Dans une sorte de curieux établissement où les pensionnaires portent de seyants pyjamas bleus, un jeune garçon discret, Akbar, fête ses dix-huit ans. Une célébration surprise lui est offerte par ses camarades qui l’acclament. Toutefois, si en France, un cancrelat du même âge se réjouirait des toutes nouvelles libertés procurées par le franchissement de cette barre significative (avant de retourner réviser son bac, bien sûr) – le droit de vote, le permis de conduire, les films de boules – pour Akbar, cet évènement est bien plus amer. Le voilà majeur : la justice iranienne peut donc légalement l’exécuter.
En effet, le timide Akbar a tué une jeune fille, deux ans plus tôt. En vertu de la loi du talion islamique qui s’applique dans le pays, le plaignant, c’est-à-dire le père de la victime, est en droit de réclamer la mise à mort du coupable. Œil pour œil, dent pour dent. Afin de soustraire Akbar de cette sentence, l’un de ses amis de prison, le petit voleur A’la, va tout faire pour tenter de convaincre le père meurtri de retirer sa plainte.
« Les enfants de Belle Ville », sorti en 2004, est le deuxième film du réalisateur iranien Asghar Farhadi.

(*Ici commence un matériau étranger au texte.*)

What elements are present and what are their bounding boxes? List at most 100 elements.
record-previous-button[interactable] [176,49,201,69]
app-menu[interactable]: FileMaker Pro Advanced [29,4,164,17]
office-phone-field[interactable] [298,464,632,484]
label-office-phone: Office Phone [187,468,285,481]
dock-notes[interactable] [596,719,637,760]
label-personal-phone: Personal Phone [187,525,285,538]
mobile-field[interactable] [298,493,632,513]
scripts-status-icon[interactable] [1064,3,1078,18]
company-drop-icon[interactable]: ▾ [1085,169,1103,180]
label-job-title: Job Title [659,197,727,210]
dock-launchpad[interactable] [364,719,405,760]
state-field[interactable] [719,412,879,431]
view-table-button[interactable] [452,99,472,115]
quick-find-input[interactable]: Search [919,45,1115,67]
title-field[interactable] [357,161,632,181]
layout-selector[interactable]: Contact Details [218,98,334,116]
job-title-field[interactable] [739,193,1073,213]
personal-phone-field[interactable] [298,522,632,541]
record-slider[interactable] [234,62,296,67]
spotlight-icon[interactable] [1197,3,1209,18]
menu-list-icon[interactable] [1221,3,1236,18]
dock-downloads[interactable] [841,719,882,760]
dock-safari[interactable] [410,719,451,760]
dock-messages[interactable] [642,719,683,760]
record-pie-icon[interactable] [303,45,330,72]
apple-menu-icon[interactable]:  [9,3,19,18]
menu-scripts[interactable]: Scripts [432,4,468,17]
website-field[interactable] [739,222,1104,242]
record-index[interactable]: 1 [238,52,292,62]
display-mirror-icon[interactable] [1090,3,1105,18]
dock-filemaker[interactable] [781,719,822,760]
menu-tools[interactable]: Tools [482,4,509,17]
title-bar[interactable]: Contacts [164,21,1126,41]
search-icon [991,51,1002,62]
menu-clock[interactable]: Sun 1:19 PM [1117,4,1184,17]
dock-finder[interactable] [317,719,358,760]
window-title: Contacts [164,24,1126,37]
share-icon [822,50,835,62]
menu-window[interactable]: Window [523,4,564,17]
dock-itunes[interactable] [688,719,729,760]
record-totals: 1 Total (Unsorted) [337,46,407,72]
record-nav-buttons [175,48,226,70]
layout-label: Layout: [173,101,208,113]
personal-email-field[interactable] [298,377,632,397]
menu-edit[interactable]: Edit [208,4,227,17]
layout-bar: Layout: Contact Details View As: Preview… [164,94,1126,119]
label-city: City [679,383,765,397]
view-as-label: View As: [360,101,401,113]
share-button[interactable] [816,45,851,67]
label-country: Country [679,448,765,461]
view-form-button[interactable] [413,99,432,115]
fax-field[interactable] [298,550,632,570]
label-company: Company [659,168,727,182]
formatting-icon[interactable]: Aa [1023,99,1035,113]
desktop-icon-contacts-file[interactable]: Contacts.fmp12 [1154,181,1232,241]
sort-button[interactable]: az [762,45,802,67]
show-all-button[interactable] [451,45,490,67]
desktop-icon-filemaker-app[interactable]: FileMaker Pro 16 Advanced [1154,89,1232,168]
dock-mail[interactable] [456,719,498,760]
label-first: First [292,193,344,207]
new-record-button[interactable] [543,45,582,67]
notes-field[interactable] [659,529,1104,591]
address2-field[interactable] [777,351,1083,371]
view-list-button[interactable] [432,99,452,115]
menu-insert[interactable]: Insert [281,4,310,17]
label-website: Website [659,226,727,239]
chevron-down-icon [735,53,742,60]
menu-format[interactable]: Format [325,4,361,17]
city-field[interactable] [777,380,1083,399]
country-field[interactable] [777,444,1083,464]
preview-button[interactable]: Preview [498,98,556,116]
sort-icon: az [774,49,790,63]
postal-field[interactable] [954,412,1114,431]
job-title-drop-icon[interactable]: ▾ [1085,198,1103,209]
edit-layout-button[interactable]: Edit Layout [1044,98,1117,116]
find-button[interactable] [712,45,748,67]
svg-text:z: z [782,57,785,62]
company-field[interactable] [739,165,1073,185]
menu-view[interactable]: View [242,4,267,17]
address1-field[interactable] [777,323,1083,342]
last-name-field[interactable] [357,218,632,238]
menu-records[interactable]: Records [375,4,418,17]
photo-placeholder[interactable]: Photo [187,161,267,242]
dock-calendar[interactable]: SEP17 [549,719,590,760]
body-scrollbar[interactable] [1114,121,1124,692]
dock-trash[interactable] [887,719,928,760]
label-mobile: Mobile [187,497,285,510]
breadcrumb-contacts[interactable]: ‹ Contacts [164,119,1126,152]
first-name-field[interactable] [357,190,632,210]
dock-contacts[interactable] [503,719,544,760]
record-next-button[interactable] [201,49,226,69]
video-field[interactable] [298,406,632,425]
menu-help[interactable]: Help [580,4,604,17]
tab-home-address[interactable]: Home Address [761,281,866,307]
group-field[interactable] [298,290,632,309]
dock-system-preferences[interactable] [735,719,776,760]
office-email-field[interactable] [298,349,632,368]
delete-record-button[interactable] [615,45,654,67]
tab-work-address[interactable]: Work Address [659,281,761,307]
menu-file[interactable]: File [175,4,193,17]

Préfigurant les œuvres suivantes du cinéaste, le film brasse des thèmes qui seront caractéristiques du style de Farhadi : un sujet de société, un problème (ou un enjeu), et une résolution par le dialogue.
L’on s’intéresse ici à la question de la justice et de la vengeance.
L’ami et la sœur de l’assassin s’emploient à sauver ce dernier de l’exécution capitale, arguant que deux ans de prison ont largement constitué une peine suffisante pour le jeune meurtrier. Le plaignant, quant à lui, rétorque que la loi lui donne raison, et que seul le sang d’Akbar pourra apaiser son cœur brisé depuis le meurtre de son enfant. Ses adversaires tentent de le convaincre, en appelant à son humanité, puis, bien vite, cherchent des chemins détournés pour amadouer cet homme coriace.
Des films de Farhadi, il s’agit peut-être de celui où la question religieuse possède l’importance la plus prépondérante. En effet, des œuvres telles que « À propos d’Elly » ou « Une Séparation » mettent en scène des couples presque laïcs ou non explicitement croyants.
Ici, le détail est capital. Le plaignant, le docteur Abolqasem, fréquente la mosquée avec ferveur et ses proches considèrent son imam comme la seule personne capable de l’influencer. Les discussions d’Abolqasem avec ce dernier permettent à Farhadi d’aborder l’angle religieux dans la question de la vengeance : s’il est écrit dans le Coran que le plaignant est en droit de réclamer le talion, le livre met également en avant la vertu – et le devoir – du pardon.
L’une des grandes forces des films de Farhadi, à mon sens, c’est aussi le regard, la plongée dans la société iranienne qu’ils nous proposent. En effet, l’Iran des « Enfants de Belle Ville » ou de « Une Séparation » contraste violemment avec l’image que l’on peut s’en faire en Occident – ou du moins, que j’en avais, même si je ne pense pas être le seul. Le film propose cette immersion et fait partager au spectateur le quotidien de deux jeunes adultes dans Téhéran. Un quotidien qui peut, certes, être dépaysant, mais finalement pas bien éloigné de nos habitudes : l’on assiste au bourgeonnement d’une relation amoureuse entre deux jeunes qui rient et se plaisent (bien que les conventions sociales sur ce dernier point soient moins permissives que chez nous).
« Les Enfants de Belle Ville » bénéficie de la mise en scène soignée de Farhadi et de son exceptionnelle qualité de directeur d’acteurs : les personnages principaux sont tous très bien interprétés – en particulier Firoozeh, jouée par Taraneh Allidousti. Drame social sur la question de la justice et de la vengeance, le film souffre parfois de quelques lourdeurs ou d’une trop grande longueur, mais préfigure les œuvres suivantes du réalisateur iranien : il est, comme tous ses films, terriblement humain.